My daughter and I had recently attended a session with Rosalind Wiseman, author of Queen Bees and Wannabees (the inspiration behind the film Mean Girls). I fully expected the counselor to deal the “mean girls” in a way that would permanently solve the problem; I was not prepared for the idea that she might make the situation worse.
These girls were emotionally poking at my daughter; they knew how to make her cry and took full advantage. So when the counselor told the girls to stay away from my daughter, they were tacitly gave them permission to taunt her more, “Mrs. D said said you can’t sit next to us. Mrs. D said you can’t be near us.” I ended up apologizing to my daughter for encouraging her to go see the counselor.
Since they all went to the same after-school program, I sought help from the the staff there. The Director set up a session with our local family therapy agency for a few therapists to meet with all the middle school girls to discuss the topic.

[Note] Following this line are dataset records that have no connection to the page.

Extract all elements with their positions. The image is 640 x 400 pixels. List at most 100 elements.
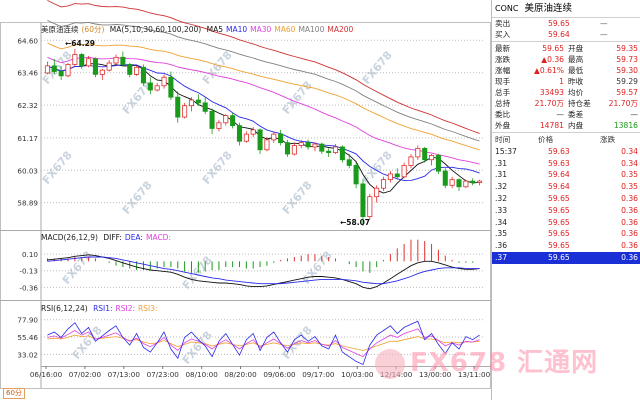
candle-body	[271, 133, 277, 141]
watermark-text: FX678	[280, 179, 315, 217]
ticks-list[interactable]: 15:37 59.63 0.34.31 59.63 0.34.31 59.64 0.35.3…	[492, 146, 640, 264]
candle-body	[243, 133, 249, 142]
stats-label: 现手	[495, 77, 511, 86]
tick-row[interactable]: .36 59.65 0.36	[492, 240, 640, 252]
stats-label: 最低	[568, 66, 584, 75]
tick-row[interactable]: .31 59.64 0.35	[492, 169, 640, 181]
stats-value: 59.30	[616, 66, 638, 75]
stats-row: 外盘 14781 内盘 13816	[492, 120, 640, 131]
macd-params-label: MACD(26,12,9)	[41, 233, 98, 242]
candle-body	[182, 105, 188, 118]
candle-body	[44, 65, 50, 74]
tick-price: 59.65	[548, 241, 570, 251]
tick-row[interactable]: .32 59.65 0.36	[492, 193, 640, 205]
candle-body	[449, 179, 455, 186]
stats-label: 委差	[568, 110, 584, 119]
chart-area[interactable]: FX678 FX678 FX678 FX678 FX678 FX678 FX678 FX678…	[0, 0, 491, 400]
stats-value: 21.70万	[534, 99, 564, 108]
stats-value: 59.35	[616, 44, 638, 53]
instrument-code: CONC	[495, 4, 519, 13]
tick-price: 59.65	[548, 229, 570, 239]
timeframe-badge[interactable]: 60分	[3, 388, 25, 399]
candle-body	[346, 159, 352, 166]
macd-dea-line	[47, 256, 480, 285]
tick-price: 59.63	[548, 158, 570, 168]
chart-frame	[0, 22, 491, 389]
tick-change: 0.35	[621, 170, 638, 180]
rsi-legend-item: RSI2:	[115, 304, 136, 313]
candle-body	[470, 180, 476, 183]
tick-row[interactable]: .31 59.63 0.34	[492, 158, 640, 170]
watermark-text: FX678	[280, 324, 315, 362]
quote-label: 买入	[495, 30, 511, 39]
candle-body	[429, 155, 435, 161]
tick-change: 0.36	[621, 217, 638, 227]
tick-row[interactable]: 15:37 59.63 0.34	[492, 146, 640, 158]
tick-price: 59.65	[548, 205, 570, 215]
tick-change: 0.34	[621, 158, 638, 168]
tick-time: .36	[495, 241, 508, 251]
stats-label: 总持	[495, 99, 511, 108]
tick-row[interactable]: .33 59.65 0.36	[492, 205, 640, 217]
candle-body	[140, 66, 146, 84]
quote-row: 买入 59.64 —	[492, 29, 640, 40]
candle-body	[127, 64, 133, 75]
stats-label: 开盘	[568, 44, 584, 53]
timeframe-label: (60分)	[81, 25, 105, 34]
watermark-text: FX678	[200, 149, 235, 187]
candle-body	[250, 129, 256, 135]
candle-body	[278, 133, 284, 144]
candle-body	[72, 54, 78, 65]
candle-body	[408, 156, 414, 166]
macd-tick-label: -0.36	[19, 283, 38, 292]
x-tick-label: 09/17:00	[302, 370, 335, 379]
candle-body	[394, 173, 400, 178]
tick-price: 59.65	[548, 217, 570, 227]
stats-label: 均价	[568, 88, 584, 97]
macd-legend-item: DEA:	[124, 233, 143, 242]
candle-body	[456, 179, 462, 188]
candle-body	[92, 58, 98, 75]
ma-legend-item: MA200	[327, 25, 354, 34]
price-tick-label: 64.60	[17, 36, 38, 45]
candle-body	[367, 196, 373, 218]
stats-row: 总手 33493 均价 59.57	[492, 87, 640, 98]
stats-value: 59.57	[616, 88, 638, 97]
candle-body	[223, 115, 229, 124]
ma-params-label: MA(5,10,30,60,100,200)	[109, 25, 202, 34]
x-tick-label: 13/00:00	[419, 370, 452, 379]
x-tick-label: 13/11:00	[458, 370, 491, 379]
stats-row: 最新 59.65 开盘 59.35	[492, 43, 640, 54]
watermark-text: FX678	[360, 149, 395, 187]
candle-body	[312, 143, 318, 148]
candle-body	[113, 56, 119, 64]
tick-time: 15:37	[495, 146, 517, 156]
watermark-text: FX678	[40, 149, 75, 187]
stats-label: 内盘	[568, 121, 584, 130]
main-legend: 美原油连续 (60分) MA(5,10,30,60,100,200) MA5 MA1…	[41, 24, 359, 36]
rsi-params-label: RSI(6,12,24)	[41, 304, 88, 313]
stats-value: ▲0.61%	[534, 66, 564, 75]
ma-legend-item: MA30	[250, 25, 272, 34]
tick-row[interactable]: .34 59.65 0.36	[492, 217, 640, 229]
tick-time: .32	[495, 182, 508, 192]
ma200-line	[47, 0, 480, 134]
candle-body	[319, 143, 325, 152]
candle-body	[120, 56, 126, 65]
candle-body	[415, 147, 421, 158]
tick-row[interactable]: .37 59.65 0.36	[492, 251, 640, 264]
candle-body	[374, 187, 380, 198]
rsi-legend-item: RSI1:	[93, 304, 113, 313]
candle-body	[257, 129, 263, 151]
watermark-logo-text: FX678 汇通网	[410, 348, 599, 378]
chart-canvas[interactable]: FX678 FX678 FX678 FX678 FX678 FX678 FX678 FX678…	[0, 0, 491, 400]
rsi-tick-label: 55.46	[17, 333, 38, 342]
stats-label: 持仓差	[568, 99, 591, 108]
candle-body	[387, 173, 393, 181]
tick-row[interactable]: .32 59.64 0.35	[492, 181, 640, 193]
candle-body	[422, 147, 428, 161]
tick-row[interactable]: .35 59.65 0.36	[492, 228, 640, 240]
candle-body	[291, 145, 297, 155]
rsi-tick-label: 33.02	[17, 350, 38, 359]
x-tick-label: 07/13:00	[108, 370, 141, 379]
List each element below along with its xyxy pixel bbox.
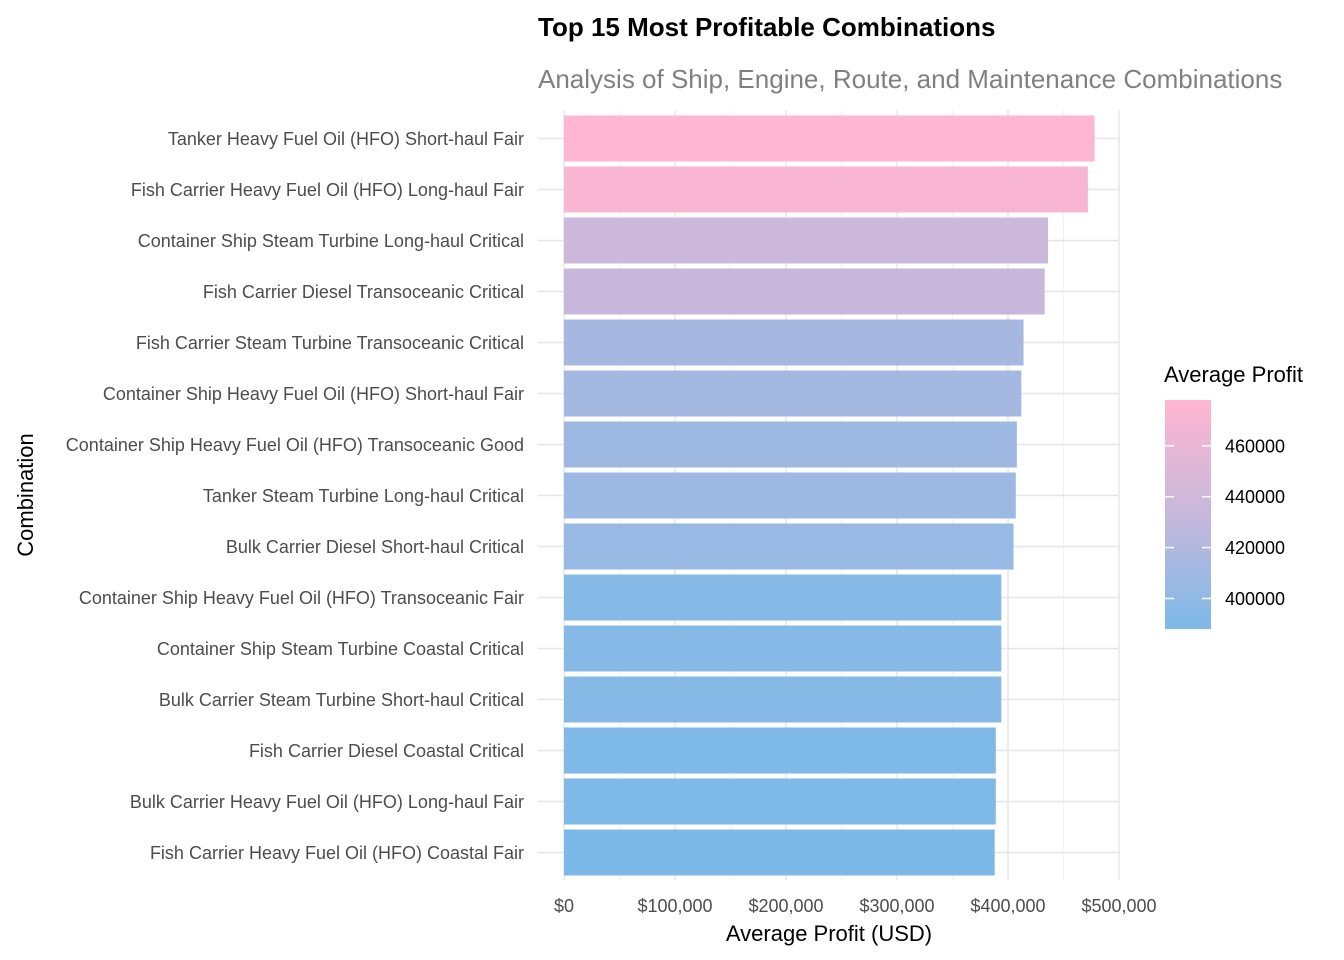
y-axis-title: Combination: [13, 433, 38, 557]
legend-colorbar: [1165, 400, 1211, 629]
bar: [564, 115, 1095, 162]
legend: Average Profit 400000 420000 440000 460000: [1164, 362, 1303, 629]
x-tick-label: $400,000: [970, 896, 1045, 916]
legend-ticks: 400000 420000 440000 460000: [1165, 436, 1285, 609]
bar: [564, 421, 1017, 468]
legend-tick-label: 440000: [1225, 487, 1285, 507]
category-label: Container Ship Steam Turbine Long-haul C…: [138, 231, 524, 251]
bar: [564, 268, 1045, 315]
bar: [564, 523, 1014, 570]
x-tick-label: $0: [554, 896, 574, 916]
category-label: Bulk Carrier Steam Turbine Short-haul Cr…: [159, 690, 524, 710]
category-label: Tanker Steam Turbine Long-haul Critical: [203, 486, 524, 506]
category-label: Container Ship Heavy Fuel Oil (HFO) Tran…: [79, 588, 524, 608]
category-label: Tanker Heavy Fuel Oil (HFO) Short-haul F…: [168, 129, 524, 149]
legend-tick-label: 400000: [1225, 589, 1285, 609]
legend-tick-label: 420000: [1225, 538, 1285, 558]
bar: [564, 727, 996, 774]
category-label: Fish Carrier Diesel Transoceanic Critica…: [203, 282, 524, 302]
category-label: Fish Carrier Heavy Fuel Oil (HFO) Coasta…: [150, 843, 524, 863]
chart-subtitle: Analysis of Ship, Engine, Route, and Mai…: [538, 64, 1282, 94]
bar: [564, 676, 1002, 723]
bar: [564, 625, 1002, 672]
x-axis-title: Average Profit (USD): [726, 921, 932, 946]
x-tick-label: $300,000: [859, 896, 934, 916]
legend-title: Average Profit: [1164, 362, 1303, 387]
category-label: Container Ship Heavy Fuel Oil (HFO) Tran…: [66, 435, 524, 455]
x-tick-label: $200,000: [748, 896, 823, 916]
bars: [564, 115, 1095, 876]
category-label: Fish Carrier Diesel Coastal Critical: [249, 741, 524, 761]
bar: [564, 217, 1048, 264]
bar: [564, 166, 1088, 213]
chart-title: Top 15 Most Profitable Combinations: [538, 12, 995, 42]
x-tick-label: $500,000: [1081, 896, 1156, 916]
category-labels: Tanker Heavy Fuel Oil (HFO) Short-haul F…: [66, 129, 524, 863]
x-tick-label: $100,000: [637, 896, 712, 916]
category-label: Container Ship Steam Turbine Coastal Cri…: [157, 639, 524, 659]
bar: [564, 574, 1002, 621]
bar: [564, 370, 1022, 417]
bar: [564, 778, 996, 825]
category-label: Bulk Carrier Diesel Short-haul Critical: [226, 537, 524, 557]
category-label: Fish Carrier Steam Turbine Transoceanic …: [136, 333, 524, 353]
legend-tick-label: 460000: [1225, 436, 1285, 456]
bar: [564, 472, 1016, 519]
category-label: Fish Carrier Heavy Fuel Oil (HFO) Long-h…: [131, 180, 524, 200]
bar: [564, 319, 1024, 366]
category-label: Container Ship Heavy Fuel Oil (HFO) Shor…: [103, 384, 524, 404]
bar: [564, 829, 995, 876]
x-tick-labels: $0 $100,000 $200,000 $300,000 $400,000 $500,0…: [554, 896, 1157, 916]
category-label: Bulk Carrier Heavy Fuel Oil (HFO) Long-h…: [130, 792, 524, 812]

After the session, almost every single one of the girls in the group apologized to my daughter (which was eye-opening because we thought it was just a few, but it turns out most of them had made my daughter feel like the odd girl out at one time or another).
Unfortunately, the dramas continued, but that session had helped my daughter cope better. She would come to me after assorted incidents and we would talk our way through it. There were times I just let her cry. I would remind her that sometimes, she needs forgiveness, too–we all mess up at times.
I explained that it was up to her to decide what kind of relationship to pursue with each person on a case by case, person by person basis. With a couple of girls, I basically told her, “they’re just not that into you.” They were never going to be friends, but they still had to interact, so they should figure out how to be civil.
My daughter is in college now, and the friendship dramas have decreased substantially. I requested a new school counselor for her, who is more helpful than the last one. The new counselor gave her a book on feelings, and I noticed that my daughter carries it in her backpack. She also still has the support of the after-school program, so she is now surrounded wherever she goes with adults she trusts.
Next year, it will probably start all over again with my younger daughter. And I will not encourage a visit to the school counselor until I’m convinced that the counselor will make my daughter feel not only safe, but safeguards her from ostracism.